In Chinese, the ideogram 鬼 (ki) designate the soul of a deceased person, a ghost, but in Japanese it is read as oni, or demon, but also sometimes as mono, an indwelling spirit or kami. The Encyclopedia of Shinto published by Kokugakuin University in Tokyo, distinguishes 3 type of oni: the wicked spirits or evil kami, the oni as foreigners or strangers, also considered demons, and the oni as good kami. The last type is an oni invoked to chase away evil spirits. The second type of oni typically describes marginalized persons, those from the frontier, foreigners who could have drifted to Japanese shores, or itinerant performers. But the most feared oni are the first type, the ones who bring disasters and death, who were initially considered invisible but later became visible. These malicious beings feed on human flesh; some say they can eat a person in one gulp! Such oni are believed to be the spirits of the deceased who carried resentment during their lifetime, and the spirits of malicious or jealous women are particularly feared …

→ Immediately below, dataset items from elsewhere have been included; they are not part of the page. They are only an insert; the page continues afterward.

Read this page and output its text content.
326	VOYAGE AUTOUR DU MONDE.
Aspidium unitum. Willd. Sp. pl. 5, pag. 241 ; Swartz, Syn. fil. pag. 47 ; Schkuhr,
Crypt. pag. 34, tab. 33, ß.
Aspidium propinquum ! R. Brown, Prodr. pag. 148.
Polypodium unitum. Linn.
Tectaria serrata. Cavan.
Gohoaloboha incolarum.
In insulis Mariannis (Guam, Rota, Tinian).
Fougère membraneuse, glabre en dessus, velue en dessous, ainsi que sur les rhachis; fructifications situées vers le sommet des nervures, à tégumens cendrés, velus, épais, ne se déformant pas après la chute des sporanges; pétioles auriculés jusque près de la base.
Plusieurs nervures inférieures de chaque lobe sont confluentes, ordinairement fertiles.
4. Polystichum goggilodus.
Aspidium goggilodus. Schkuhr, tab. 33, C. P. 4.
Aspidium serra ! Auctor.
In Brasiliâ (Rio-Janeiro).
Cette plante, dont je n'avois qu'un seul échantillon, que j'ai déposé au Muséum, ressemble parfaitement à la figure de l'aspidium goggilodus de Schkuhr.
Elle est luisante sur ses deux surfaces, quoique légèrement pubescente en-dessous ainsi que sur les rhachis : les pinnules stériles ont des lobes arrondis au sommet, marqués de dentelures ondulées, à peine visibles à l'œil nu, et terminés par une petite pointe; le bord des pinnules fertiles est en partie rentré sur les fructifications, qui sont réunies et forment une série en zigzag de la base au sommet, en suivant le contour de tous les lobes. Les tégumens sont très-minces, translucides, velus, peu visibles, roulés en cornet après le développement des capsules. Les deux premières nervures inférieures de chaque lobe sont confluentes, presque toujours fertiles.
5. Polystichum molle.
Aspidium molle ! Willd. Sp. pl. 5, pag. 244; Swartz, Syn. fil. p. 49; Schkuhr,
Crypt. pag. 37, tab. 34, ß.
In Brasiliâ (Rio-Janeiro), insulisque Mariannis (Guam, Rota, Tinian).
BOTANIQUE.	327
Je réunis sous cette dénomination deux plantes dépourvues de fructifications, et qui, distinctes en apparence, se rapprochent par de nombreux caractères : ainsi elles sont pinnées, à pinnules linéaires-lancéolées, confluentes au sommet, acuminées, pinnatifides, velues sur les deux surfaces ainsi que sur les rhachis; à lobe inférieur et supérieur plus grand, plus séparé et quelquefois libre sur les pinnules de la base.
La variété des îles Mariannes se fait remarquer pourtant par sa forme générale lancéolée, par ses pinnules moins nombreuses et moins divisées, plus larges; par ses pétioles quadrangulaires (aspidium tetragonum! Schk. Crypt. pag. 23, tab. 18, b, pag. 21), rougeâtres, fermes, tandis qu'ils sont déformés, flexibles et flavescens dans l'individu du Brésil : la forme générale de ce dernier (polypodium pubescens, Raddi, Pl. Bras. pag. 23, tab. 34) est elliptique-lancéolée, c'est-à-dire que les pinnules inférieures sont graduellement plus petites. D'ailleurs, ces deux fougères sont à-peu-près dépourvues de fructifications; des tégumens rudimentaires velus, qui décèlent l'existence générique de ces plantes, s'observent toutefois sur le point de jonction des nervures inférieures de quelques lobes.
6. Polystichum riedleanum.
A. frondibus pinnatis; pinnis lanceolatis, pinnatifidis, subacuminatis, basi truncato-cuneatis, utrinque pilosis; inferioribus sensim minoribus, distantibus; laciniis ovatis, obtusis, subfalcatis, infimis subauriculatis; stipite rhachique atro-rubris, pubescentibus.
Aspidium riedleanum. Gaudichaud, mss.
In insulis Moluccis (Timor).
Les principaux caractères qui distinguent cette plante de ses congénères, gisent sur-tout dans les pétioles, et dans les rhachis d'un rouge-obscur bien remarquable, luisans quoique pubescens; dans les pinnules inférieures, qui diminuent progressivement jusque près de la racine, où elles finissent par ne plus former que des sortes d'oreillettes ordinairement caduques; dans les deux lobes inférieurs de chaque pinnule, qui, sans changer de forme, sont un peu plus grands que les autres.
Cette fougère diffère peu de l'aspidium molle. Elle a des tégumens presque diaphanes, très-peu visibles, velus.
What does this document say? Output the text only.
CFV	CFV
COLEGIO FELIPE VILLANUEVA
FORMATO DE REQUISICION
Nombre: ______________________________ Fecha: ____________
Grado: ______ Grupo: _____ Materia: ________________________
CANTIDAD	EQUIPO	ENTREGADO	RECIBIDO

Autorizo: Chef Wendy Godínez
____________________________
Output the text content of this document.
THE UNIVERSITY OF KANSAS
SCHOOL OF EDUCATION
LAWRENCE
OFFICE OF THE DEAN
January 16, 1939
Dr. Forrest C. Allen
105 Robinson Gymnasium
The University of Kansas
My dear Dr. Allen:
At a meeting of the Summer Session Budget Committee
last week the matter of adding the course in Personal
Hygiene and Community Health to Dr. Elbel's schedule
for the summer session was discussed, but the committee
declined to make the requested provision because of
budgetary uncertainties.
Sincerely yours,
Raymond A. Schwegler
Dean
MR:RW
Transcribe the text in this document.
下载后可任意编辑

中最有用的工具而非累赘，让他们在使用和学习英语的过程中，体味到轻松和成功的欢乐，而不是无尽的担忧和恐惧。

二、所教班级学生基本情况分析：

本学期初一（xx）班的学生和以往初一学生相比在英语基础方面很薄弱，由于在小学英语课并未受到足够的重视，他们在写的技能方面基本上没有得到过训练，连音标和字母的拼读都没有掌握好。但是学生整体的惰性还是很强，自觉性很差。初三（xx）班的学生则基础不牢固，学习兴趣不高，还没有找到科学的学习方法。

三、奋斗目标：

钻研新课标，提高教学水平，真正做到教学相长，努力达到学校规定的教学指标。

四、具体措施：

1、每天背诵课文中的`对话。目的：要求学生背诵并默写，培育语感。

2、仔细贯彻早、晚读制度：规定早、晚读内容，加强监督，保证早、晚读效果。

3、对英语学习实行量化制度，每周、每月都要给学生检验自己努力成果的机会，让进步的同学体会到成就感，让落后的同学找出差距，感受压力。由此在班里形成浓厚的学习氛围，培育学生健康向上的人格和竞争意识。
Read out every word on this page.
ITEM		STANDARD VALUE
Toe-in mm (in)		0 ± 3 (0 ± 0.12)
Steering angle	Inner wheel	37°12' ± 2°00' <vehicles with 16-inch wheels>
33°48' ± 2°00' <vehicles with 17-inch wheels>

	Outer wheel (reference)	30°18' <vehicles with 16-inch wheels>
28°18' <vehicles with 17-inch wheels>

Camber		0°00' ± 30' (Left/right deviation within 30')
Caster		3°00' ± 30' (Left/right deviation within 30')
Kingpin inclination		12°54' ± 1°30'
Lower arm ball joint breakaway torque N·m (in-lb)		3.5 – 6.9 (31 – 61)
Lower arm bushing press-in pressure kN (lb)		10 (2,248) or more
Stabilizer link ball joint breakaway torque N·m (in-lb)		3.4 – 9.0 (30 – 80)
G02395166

— Source: “Oni – demons” Dentsdelion Antiques Newsletter Mar-Apr 2012 XII.II 

 

“… Yumemakura fills in the contexts and explanations left out in the original stories so that the readers do not have to read between the lines.
Filling in the gaps, Yumemakura presents the oni’s perspective. This important feature differs from classical literature, in which the oni’s stance is ignored by the authors/compilers or readers. Yumemakura often portrays oni in a sympathetic light, enabling readers to identify with these marginalized creatures. At the same time, Yumemakura peppers the plots of these old stories with a mixture of sex, pathos, and grotesque imagery involving oni and their emotional resonance. As we will presently see, many of his oni are the marginalized spirits of humans trapped in the world of the living by the overpowering urgings of unrequited love.
… a biwa called genjō is stolen by an oni One example of how Yumemakura portrays oni in his  own way can be seen in his retelling of “Genjō to iu biwa oni ni toraruru koto” 玄象という琵琶鬼にとらるる こと (A biwa [pipa] called Genjō is stolen by an oni).11
The original story, found under the same title in Konjaku monogatari shū,12 is a straightforward narrative: A prized biwa called Genjō disappears from the Imperial Palace. While the emperor deeply laments its loss, an enchanting melody being played on the biwa is heard from the direction of Rashō Gate. Minamoto no Hiromasa, an excellent musician, follows the tune and discovers an oni at the gate playing the missing biwa. (The reader is never quite sure who this oni is, let alone why the oni steals Genjō and is playing it at Rashō Gate.) Hiromasa asks the oni to return the biwa, an imperial treasure, and the oni obeys. Ever after the biwa acts like a living being—it plays whenever it feels like it.”

 

See Onmyōji Sex, Pathos, and Grotesquery 
in Yumemakura Baku’s Oni by Noriko T. Reider Asian Folklore Studies, Volume 66, 2007: 107–124

Abstract
The common representation of oni (goblins, demons) in Japanese folklore is of evil, monstrous supernatural creatures malevolent to living beings. However, in recent popular depictions of onmyōji 陰陽師, and by extension Abe no Seimei 安倍晴明 (921?–1005?), in fiction, manga, and film oni are presented as lonely and misunderstood, if still monstrous, creatures. Author Yumemakura Baku 夢枕 獏 (1951–) situates  his representations of oni 鬼 in the Heian 平安 period (794–1192). His characterizations of people and oni are, however, informed by a much more modern pathos, evidently very appealing to contemporary Japanese readers and viewers. At a deeper level, the current popularity of onmyōji creatures and characters may well reveal latent Japanese interests in religion and the supernatural that reflect in turn people’s existential anxieties about contemporary life and also their curiosity and interest in some form of afterlife.